Oleh: hurahura | 7 Desember 2010

Pengunjung dan Masalah Konservasi Candi Borobudur

Oleh: Djulianto Susantio

Pengantar

Candi Borobudur dikenal luas sebagai peninggalan masa lalu yang unik dan mengagumkan. Banyak wisatawan nusantara dan wisatawan mancanegara hampir selalu memasukkan situs ini sebagai rencana kunjungan perjalanan mereka. Usaha-usaha terpadu pun kemudian dilakukan, bahkan dikukuhkan lewat kerja sama antara Direktorat Jendral Pariwisata dengan Direktorat Jendral Kebudayaan pada 1978.

Adanya kerja sama ini memungkinkan pariwisata menghasilkan dampak positif bagi pertumbuhan ekonomi negara dan masyarakat. Sebaliknya, pariwisata juga dapat menghasilkan dampak negatif, misalnya grafitisme, vandalisme, kerusakan batu, dan pengotoran. Diperkirakan semakin meningkatnya kepariwisataan, semakin meningkat pula dampak negatif tersebut.

Untuk itu masalah pemeliharaan Candi Borobudur perlu dilakukan dengan baik. Bahkan sedapat mungkin mengurangi dampak negatif, sekaligus mengembangkan dampak positif. Dalam rangka itulah penelitian dilakukan. Permasalahan dibatasi pada sejauh mana dampak negatif akibat ulah manusia.

Dari hasil pengamatan lapangan diketahui kerusakan Candi Borobudur akibat ulah manusia disebabkan oleh dua unsur, yaitu unsur khemis dan unsur mekanis. Pengaruh unsur khemis, misalnya, dari buah-buahan dan sisa-sisa makanan. Pengaruh unsur mekanis antara lain gesekan alas kaki, kecepatan berjalan, dan jenis alas kaki.

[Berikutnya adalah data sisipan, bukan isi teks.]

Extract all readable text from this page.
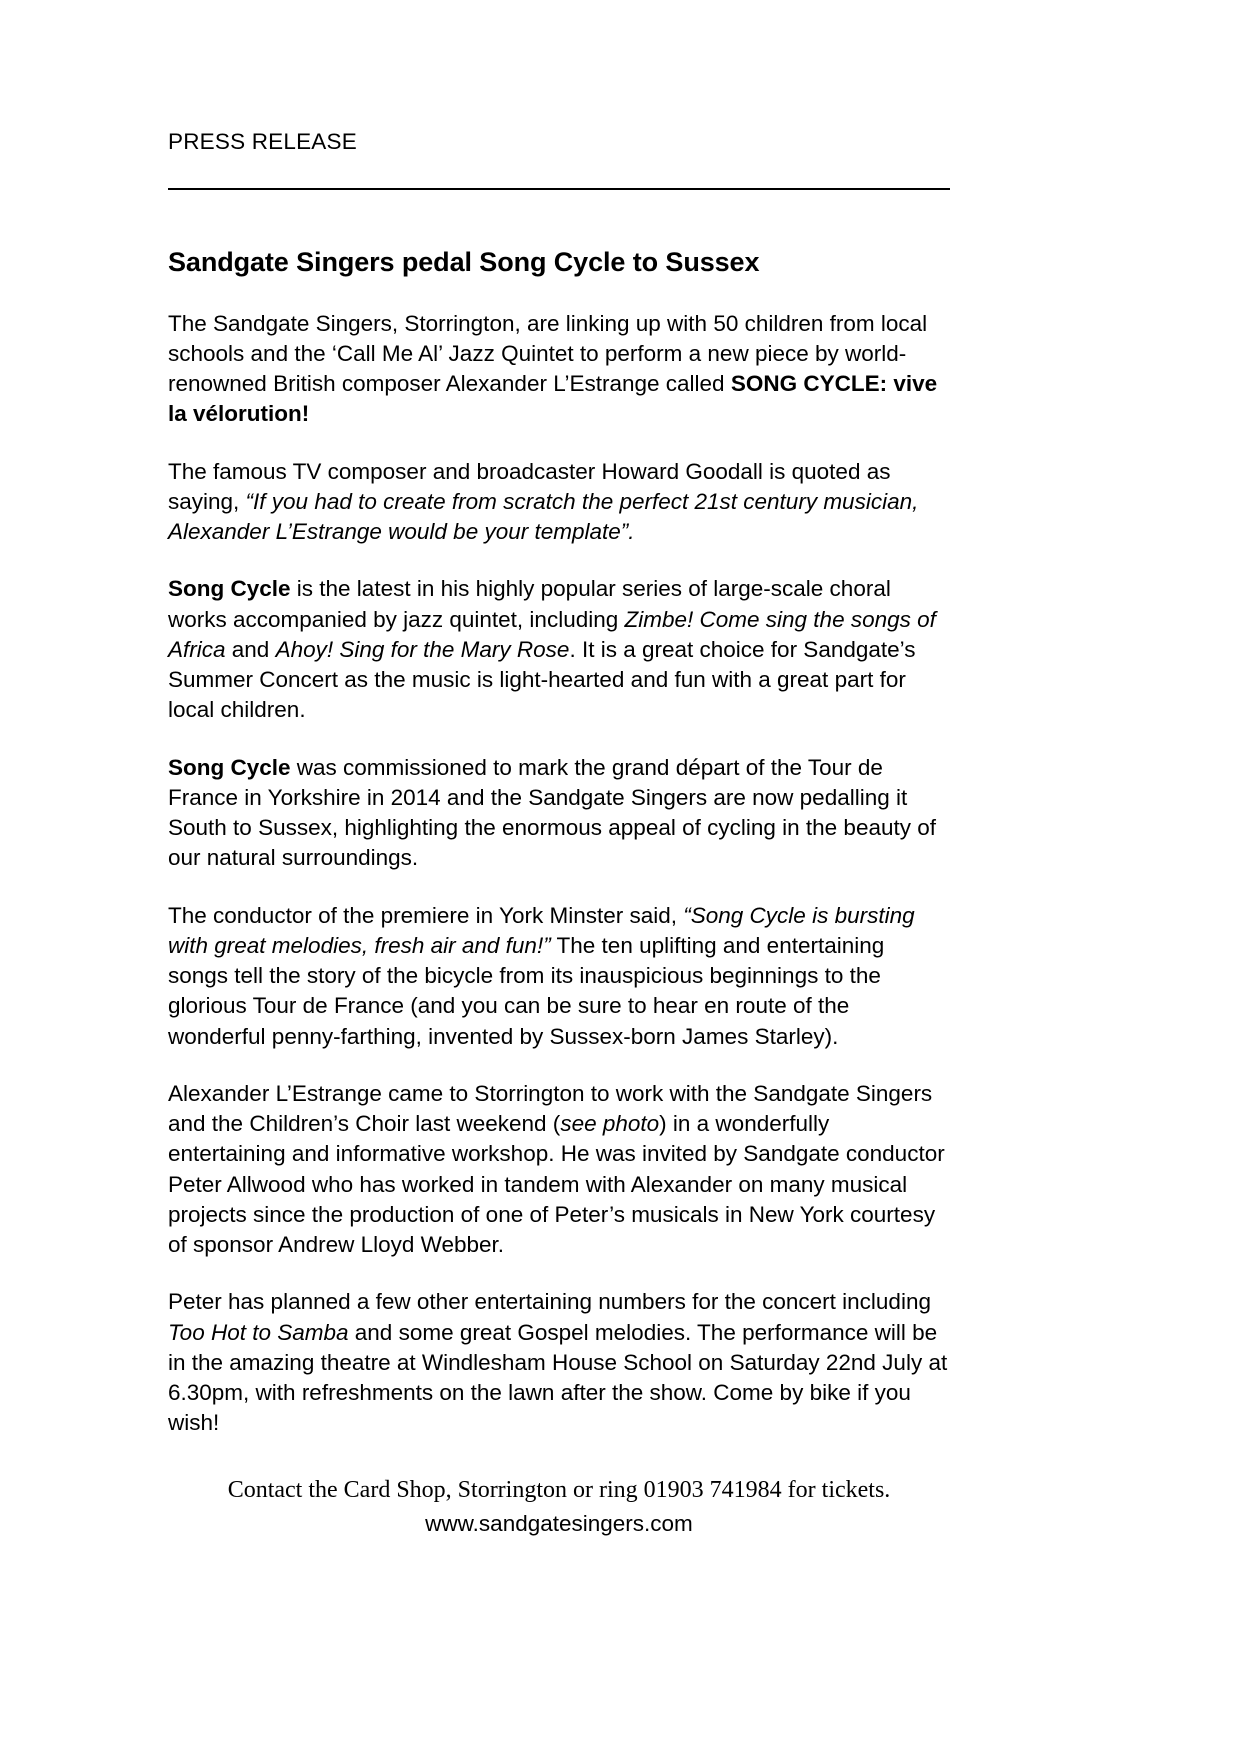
PRESS RELEASE
Sandgate Singers pedal Song Cycle to Sussex

The Sandgate Singers, Storrington, are linking up with 50 children from local schools and the ‘Call Me Al’ Jazz Quintet to perform a new piece by world-renowned British composer Alexander L’Estrange called SONG CYCLE: vive la vélorution!

The famous TV composer and broadcaster Howard Goodall is quoted as saying, “If you had to create from scratch the perfect 21st century musician, Alexander L’Estrange would be your template”.

Song Cycle is the latest in his highly popular series of large-scale choral works accompanied by jazz quintet, including Zimbe! Come sing the songs of Africa and Ahoy! Sing for the Mary Rose. It is a great choice for Sandgate’s Summer Concert as the music is light-hearted and fun with a great part for local children.

Song Cycle was commissioned to mark the grand départ of the Tour de France in Yorkshire in 2014 and the Sandgate Singers are now pedalling it South to Sussex, highlighting the enormous appeal of cycling in the beauty of our natural surroundings.

The conductor of the premiere in York Minster said, “Song Cycle is bursting with great melodies, fresh air and fun!” The ten uplifting and entertaining songs tell the story of the bicycle from its inauspicious beginnings to the glorious Tour de France (and you can be sure to hear en route of the wonderful penny-farthing, invented by Sussex-born James Starley).

Alexander L’Estrange came to Storrington to work with the Sandgate Singers and the Children’s Choir last weekend (see photo) in a wonderfully entertaining and informative workshop. He was invited by Sandgate conductor Peter Allwood who has worked in tandem with Alexander on many musical projects since the production of one of Peter’s musicals in New York courtesy of sponsor Andrew Lloyd Webber.

Peter has planned a few other entertaining numbers for the concert including Too Hot to Samba and some great Gospel melodies. The performance will be in the amazing theatre at Windlesham House School on Saturday 22nd July at 6.30pm, with refreshments on the lawn after the show. Come by bike if you wish!

Contact the Card Shop, Storrington or ring 01903 741984 for tickets.

www.sandgatesingers.com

Untuk mengurangi dampak negatif, maka hal-hal tersebut harus ditekan serendah-rendahnya. Cara yang ditempuh bisa berbagai macam, misalnya manajemen pariwisata harus baik serta pengetahuan kepurbakalaan dan sejarah kebudayaan perlu diajarkan kepada anak didik agar mereka menjadi masyarakat yang apresiatif.


Data Kerusakan Batu

Kerusakan batu berupa keausan pada lantai dijumpai di setiap tingkat. Besar kecil keausan berbeda-beda. Dari pengamatan dan pengukuran pada lorong-lorong yang memuat relief cerita dan teras arupadhatu didapat hasil: pada lorong keausan sebesar 0,1-0,2 cm dan pada teras arupadhatu keausan sebesar 0,2-0,4 cm.

Kerusakan batu pada undak dijumpai pula di setiap tingkat. Besar kecil kerusakan, termasuk keausan, berbeda-beda dan umumnya terjadi pada bagian sudut. Dari pengamatan pada keempat sisi (utara, barat, selatan, dan timur) terdapat 801 batu mengalami keausan, terdiri atas 535 batu termasuk kategori aus kecil (kurang dari 1 cm) dan 266 batu termasuk kategori aus besar (lebih dari 1 cm). Sementara itu besarnya kerusakan diketahui 1-3 cm.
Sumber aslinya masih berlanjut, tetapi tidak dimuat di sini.